Collagen XVII is a transmembrane protein whose structure and function are essential for healthy skin.
The structure of collagen XVII consists of three alpha1(XVII) chains, each chain is approximately 180 kD. Each α chain contains a globular intracellular region of approximately 70 kDa that interacts with β4 integrin, plectin, and BP230, which is key to the stable connection between hemiadhesions and cutin intermediate filaments. In addition, its C-terminal ectodomain weighs approximately 120 kDa and is composed of 15 collagen subdomains that exhibit typical collagen repeat sequences. The flexible structure of this outer domain improves its thermal stability.
The majority collagen domain (Col15) of collagen XVII is responsible for the stability of its trimer.
Mutations in the COL17A1 gene lead to structural variations in collagen XVII, which have serious effects on the overall function of the skin. Specifically, biallelic mutations cause a condition called junctional epidermolysis bullosa, an autosomal recessive skin disease characterized by easy onset of blisters and lesions on the skin. In addition, collagen XVII also plays an important role as an autoantigen in acquired skin diseases such as herpes simplex virus and herpes gravidarum.

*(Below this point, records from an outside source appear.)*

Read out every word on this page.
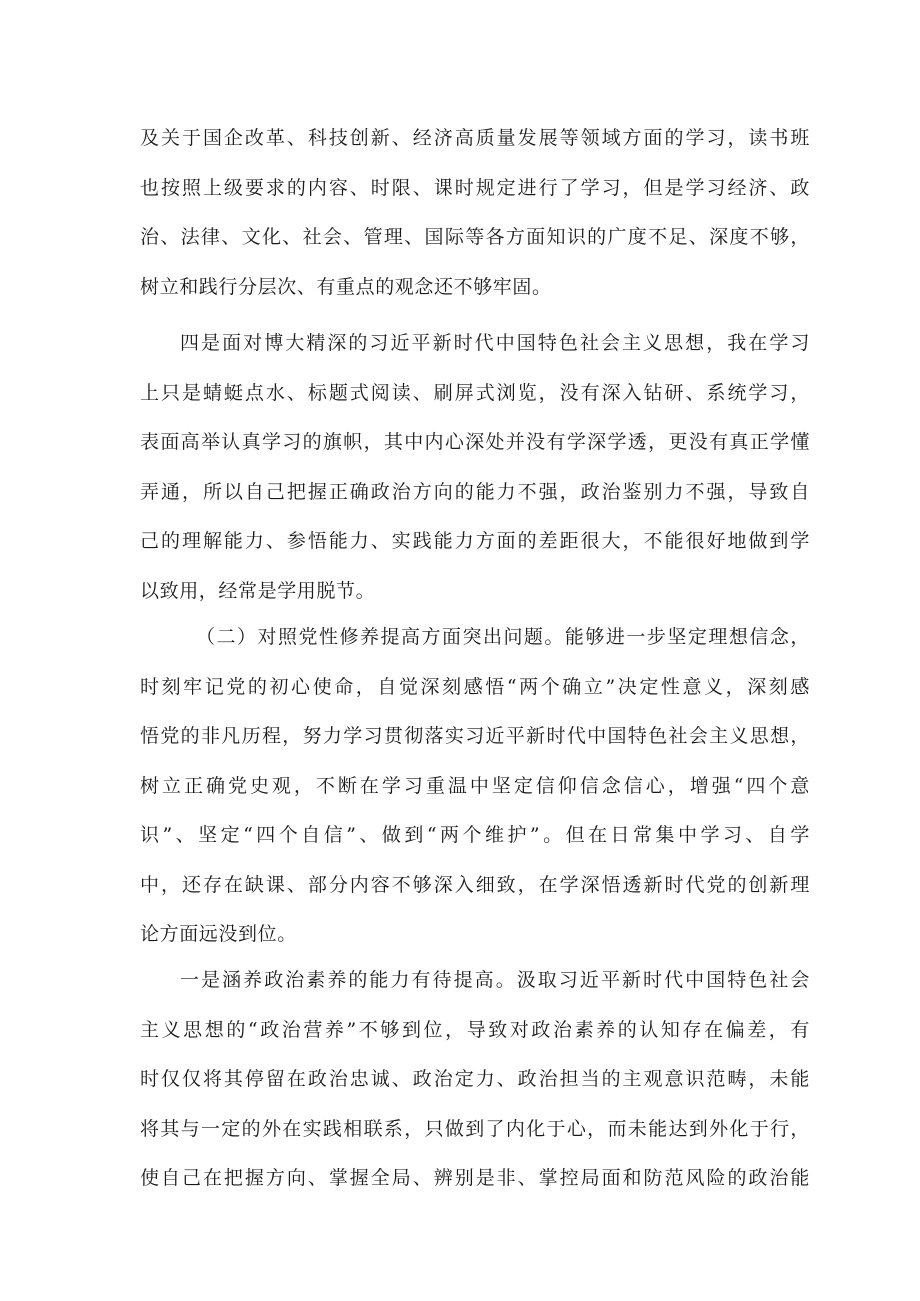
及关于国企改革、科技创新、经济高质量发展等领域方面的学习，读书班
也按照上级要求的内容、时限、课时规定进行了学习，但是学习经济、政
治、法律、文化、社会、管理、国际等各方面知识的广度不足、深度不够，
树立和践行分层次、有重点的观念还不够牢固。
四是面对博大精深的习近平新时代中国特色社会主义思想，我在学习
上只是蜻蜓点水、标题式阅读、刷屏式浏览，没有深入钻研、系统学习，
表面高举认真学习的旗帜，其中内心深处并没有学深学透，更没有真正学懂
弄通，所以自己把握正确政治方向的能力不强，政治鉴别力不强，导致自
己的理解能力、参悟能力、实践能力方面的差距很大，不能很好地做到学
以致用，经常是学用脱节。
（二）对照党性修养提高方面突出问题。能够进一步坚定理想信念，
时刻牢记党的初心使命，自觉深刻感悟“两个确立”决定性意义，深刻感
悟党的非凡历程，努力学习贯彻落实习近平新时代中国特色社会主义思想，
树立正确党史观，不断在学习重温中坚定信仰信念信心，增强“四个意
识”、坚定“四个自信”、做到“两个维护”。但在日常集中学习、自学
中，还存在缺课、部分内容不够深入细致，在学深悟透新时代党的创新理
论方面远没到位。
一是涵养政治素养的能力有待提高。汲取习近平新时代中国特色社会
主义思想的“政治营养”不够到位，导致对政治素养的认知存在偏差，有
时仅仅将其停留在政治忠诚、政治定力、政治担当的主观意识范畴，未能
将其与一定的外在实践相联系，只做到了内化于心，而未能达到外化于行，
使自己在把握方向、掌握全局、辨别是非、掌控局面和防范风险的政治能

Clinical features often include blisters, erosions, nail deformities, and dental abnormalities.
The COL17A1 gene is abnormally expressed in a variety of cancers, especially five types of epithelial cancers, including breast cancer and cervical cancer. In these cases, expression was significantly reduced in breast cancer, while expression was increased in other cancers.

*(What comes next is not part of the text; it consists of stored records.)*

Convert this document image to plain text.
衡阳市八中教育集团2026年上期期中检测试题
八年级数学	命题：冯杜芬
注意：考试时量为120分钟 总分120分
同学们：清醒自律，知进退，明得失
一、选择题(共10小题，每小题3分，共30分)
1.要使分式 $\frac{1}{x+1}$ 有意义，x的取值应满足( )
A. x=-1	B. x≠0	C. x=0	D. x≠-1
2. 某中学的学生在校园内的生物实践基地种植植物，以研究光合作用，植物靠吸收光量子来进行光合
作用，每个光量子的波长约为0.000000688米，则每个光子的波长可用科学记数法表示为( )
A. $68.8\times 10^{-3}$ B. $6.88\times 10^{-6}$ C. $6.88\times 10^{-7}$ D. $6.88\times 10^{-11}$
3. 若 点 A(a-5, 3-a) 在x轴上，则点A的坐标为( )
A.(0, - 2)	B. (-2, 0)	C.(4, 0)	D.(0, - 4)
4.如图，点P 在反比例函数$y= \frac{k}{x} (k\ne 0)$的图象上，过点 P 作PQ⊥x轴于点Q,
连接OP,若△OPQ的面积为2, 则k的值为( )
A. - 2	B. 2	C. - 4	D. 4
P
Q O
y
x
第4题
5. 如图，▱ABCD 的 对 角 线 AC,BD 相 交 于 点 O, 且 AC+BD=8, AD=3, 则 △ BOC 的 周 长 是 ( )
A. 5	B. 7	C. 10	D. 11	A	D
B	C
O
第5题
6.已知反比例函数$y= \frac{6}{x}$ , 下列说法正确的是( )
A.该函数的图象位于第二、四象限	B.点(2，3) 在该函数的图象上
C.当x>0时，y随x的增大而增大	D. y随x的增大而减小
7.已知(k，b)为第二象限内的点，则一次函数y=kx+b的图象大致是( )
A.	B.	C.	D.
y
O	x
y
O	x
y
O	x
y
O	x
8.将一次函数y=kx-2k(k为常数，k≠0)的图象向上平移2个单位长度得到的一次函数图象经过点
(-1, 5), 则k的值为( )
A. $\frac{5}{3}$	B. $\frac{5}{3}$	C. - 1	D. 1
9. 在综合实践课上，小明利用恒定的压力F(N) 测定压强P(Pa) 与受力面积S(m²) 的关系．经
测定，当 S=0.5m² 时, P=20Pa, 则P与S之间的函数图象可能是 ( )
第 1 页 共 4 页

Collagen XVII is continuously released from the surface of keratinocytes to the extracellular space, and the release process involves transforming growth factor cleaving enzyme (TACE). This process depends on the presence of lipid rafts, and phosphorylation of the NC16A region negatively regulates release.
The SPARC gene is associated with mutations in collagen XVII, and these mutations may lead to a disease called osteogenesis imperfecta. In addition, collagen XVII also exhibits interactions with a variety of other proteins, demonstrating its multiple roles in cell structure and function.

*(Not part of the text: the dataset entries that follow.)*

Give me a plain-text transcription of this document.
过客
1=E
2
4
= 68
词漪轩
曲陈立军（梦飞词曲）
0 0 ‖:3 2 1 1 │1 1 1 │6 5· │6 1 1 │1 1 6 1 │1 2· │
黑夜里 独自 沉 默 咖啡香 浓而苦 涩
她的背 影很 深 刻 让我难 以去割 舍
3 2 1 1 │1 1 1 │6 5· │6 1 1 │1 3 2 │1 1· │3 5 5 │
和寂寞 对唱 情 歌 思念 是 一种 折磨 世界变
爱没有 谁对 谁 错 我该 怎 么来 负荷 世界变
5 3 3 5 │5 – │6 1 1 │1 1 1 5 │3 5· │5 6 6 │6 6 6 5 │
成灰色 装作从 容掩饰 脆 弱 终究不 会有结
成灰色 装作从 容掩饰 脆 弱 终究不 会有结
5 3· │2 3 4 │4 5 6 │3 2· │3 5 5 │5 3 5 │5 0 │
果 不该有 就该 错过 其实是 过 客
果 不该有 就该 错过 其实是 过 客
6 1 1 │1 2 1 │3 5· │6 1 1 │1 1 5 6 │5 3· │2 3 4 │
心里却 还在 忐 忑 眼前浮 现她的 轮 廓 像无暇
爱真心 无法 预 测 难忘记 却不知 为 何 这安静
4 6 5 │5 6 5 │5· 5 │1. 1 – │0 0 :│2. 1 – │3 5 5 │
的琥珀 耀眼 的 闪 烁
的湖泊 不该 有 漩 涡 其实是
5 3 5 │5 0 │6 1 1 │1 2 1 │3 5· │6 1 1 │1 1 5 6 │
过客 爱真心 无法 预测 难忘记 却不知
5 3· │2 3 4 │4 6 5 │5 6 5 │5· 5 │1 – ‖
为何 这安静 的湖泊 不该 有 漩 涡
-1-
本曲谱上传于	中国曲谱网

The unique properties of collagen XVII and its role in skin adhesion and structural integrity make it an important target for biomedical research. Future research could focus on its potential therapeutic applications in skin lesions and cancer.
As we gain a deeper understanding of collagen XVII, this protein may reveal new secrets to skin health. But today, we should also think about whether collagen XVII can become a breakthrough in the treatment of skin diseases in the future. Woolen cloth?